И пояснил Ра: — Здороваться по-эстонски хорошо выучилась. С удовольствием со всеми здоровается, по нескольку раз в день. Видишь, чем рад бывает ребенок!.. Гуцулов мы пригласили, строительную бригаду. Работают — любо-дорого. Но чтобы и заработок был. И стройматериалы чтоб всегда под рукой.
Газик со скотником еще не появился. Директор отвел их в свой кабинет, предложил горячего кофе из термоса.
— Шутки шутками, а заявления об уходе — вот они, на столе. Удерживать их я не могу.
— Общественное порицание мы осенью уже вынесли, приказ висел,— задумчиво сказал агроном.— В газету не поместили, решили: хорошая доярка, не стоит. Да и честь хозяйства тоже затрагивает. Думали, может, и так обойдется. А оно чем дальше, тем хуже. Мириться они не желают. Да и какой тут мир, если тебя шпыняют то и дело.

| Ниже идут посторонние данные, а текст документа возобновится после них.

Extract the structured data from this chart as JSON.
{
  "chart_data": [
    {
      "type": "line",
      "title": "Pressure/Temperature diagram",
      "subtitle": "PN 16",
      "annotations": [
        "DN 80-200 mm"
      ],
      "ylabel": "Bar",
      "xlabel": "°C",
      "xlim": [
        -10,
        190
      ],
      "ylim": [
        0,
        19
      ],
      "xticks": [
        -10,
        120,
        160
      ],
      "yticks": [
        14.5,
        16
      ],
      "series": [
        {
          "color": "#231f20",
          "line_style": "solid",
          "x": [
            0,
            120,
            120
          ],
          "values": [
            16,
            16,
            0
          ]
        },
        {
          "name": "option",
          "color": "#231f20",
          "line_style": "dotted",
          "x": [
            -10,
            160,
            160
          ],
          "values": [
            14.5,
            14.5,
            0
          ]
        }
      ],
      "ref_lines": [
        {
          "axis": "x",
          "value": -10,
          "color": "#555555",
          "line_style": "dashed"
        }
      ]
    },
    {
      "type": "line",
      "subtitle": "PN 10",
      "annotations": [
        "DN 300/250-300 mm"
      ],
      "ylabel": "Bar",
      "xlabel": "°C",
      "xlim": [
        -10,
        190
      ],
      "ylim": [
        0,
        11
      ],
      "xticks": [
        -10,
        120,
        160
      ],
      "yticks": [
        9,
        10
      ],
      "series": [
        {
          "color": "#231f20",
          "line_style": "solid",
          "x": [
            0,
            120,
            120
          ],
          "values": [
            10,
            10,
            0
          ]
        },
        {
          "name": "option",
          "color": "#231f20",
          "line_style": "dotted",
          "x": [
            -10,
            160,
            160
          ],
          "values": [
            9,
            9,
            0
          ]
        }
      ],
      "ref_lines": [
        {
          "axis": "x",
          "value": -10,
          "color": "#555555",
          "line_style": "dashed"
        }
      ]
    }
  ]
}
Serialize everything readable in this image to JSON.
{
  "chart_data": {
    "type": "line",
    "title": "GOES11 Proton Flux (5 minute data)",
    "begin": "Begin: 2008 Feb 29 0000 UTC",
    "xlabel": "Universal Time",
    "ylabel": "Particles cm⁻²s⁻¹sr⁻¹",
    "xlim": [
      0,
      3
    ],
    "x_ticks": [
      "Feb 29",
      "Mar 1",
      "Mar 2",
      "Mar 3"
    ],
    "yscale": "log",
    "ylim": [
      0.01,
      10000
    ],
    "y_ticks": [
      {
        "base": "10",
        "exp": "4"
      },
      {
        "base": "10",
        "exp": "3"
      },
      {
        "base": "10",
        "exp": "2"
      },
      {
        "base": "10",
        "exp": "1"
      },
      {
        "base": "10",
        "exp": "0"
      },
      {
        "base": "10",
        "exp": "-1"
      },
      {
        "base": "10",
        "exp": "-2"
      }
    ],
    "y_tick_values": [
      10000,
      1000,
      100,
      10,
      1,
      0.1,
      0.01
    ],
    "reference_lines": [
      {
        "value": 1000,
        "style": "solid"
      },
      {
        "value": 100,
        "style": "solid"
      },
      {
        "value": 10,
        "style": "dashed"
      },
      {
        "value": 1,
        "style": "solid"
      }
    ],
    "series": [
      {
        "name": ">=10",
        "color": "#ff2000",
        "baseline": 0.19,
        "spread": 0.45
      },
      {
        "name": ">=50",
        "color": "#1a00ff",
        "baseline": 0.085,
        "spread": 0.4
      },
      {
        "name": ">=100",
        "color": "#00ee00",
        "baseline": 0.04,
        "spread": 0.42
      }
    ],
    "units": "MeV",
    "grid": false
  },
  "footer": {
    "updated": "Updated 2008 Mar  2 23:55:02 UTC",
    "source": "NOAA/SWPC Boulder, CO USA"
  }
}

Директор отхлебнул кофе из темно-желтой фаянсовой чашки. Здание конторы стояло на открытом месте. Из окна ничего не было видно, кроме пологой равнины да высокого синего весеннего неба. Могло показаться, что тут ты заброшен на край света. И только если отвести взгляд, встать с места, в углу окна можно увидеть желтый блочный дом и рядом с ним развешанное на веревке белье.
С другой стороны дома, с дороги послышался шум мотора.
Оттуда они и появились: девушка-секретарша и высокий, с прямым носом молодой шофер. Вместе с ними в комнату ворвался заразительно-свежий весенний дух.
Парень поздоровался с Ра и объявил, что Калыо Тыниссаар на месте.
— Ну, Малле, быстро Айгар ехал?
Девушка весело засмеялась, глянув в сторону парня:
— Все время на последней скорости.
— Видал, Айгар, как тебя хвалят?
Шофер покраснел:
— Быстро-то быстро, да пока такого отыщешь, полсвета надо объехать. Это все?
— Посмотрим,— ответил Йоханнес.— Повестки всем разослали. Если не явится кто — привезешь.
Айгар сел было на зеленый фанерный стул возле стены, ио заметил, что Малле осталась стоять, застыдился и вскочил на ноги.
— Ну что ж, пошли опять убеждать да воспитывать, в грязном белье копаться,— сказал агроном и трижды плюнул через левое плечо.
Они вышли, свернули в коридор, ведущий в зал. Трое серьезных мужчин, озабоченных одним и тем же, но каждый по- своему. Руководитель производства — своими людьми, коровником, Ра — не только ими, но и самим собой.
Народ наполнил зал. Кто болезненно щурился, кто заходился кашлем. Во всех глубоко сидела зима и не собиралась уходить.
Малле со звонком в руке выбежала на улицу, позвонила, как дежурная по школе.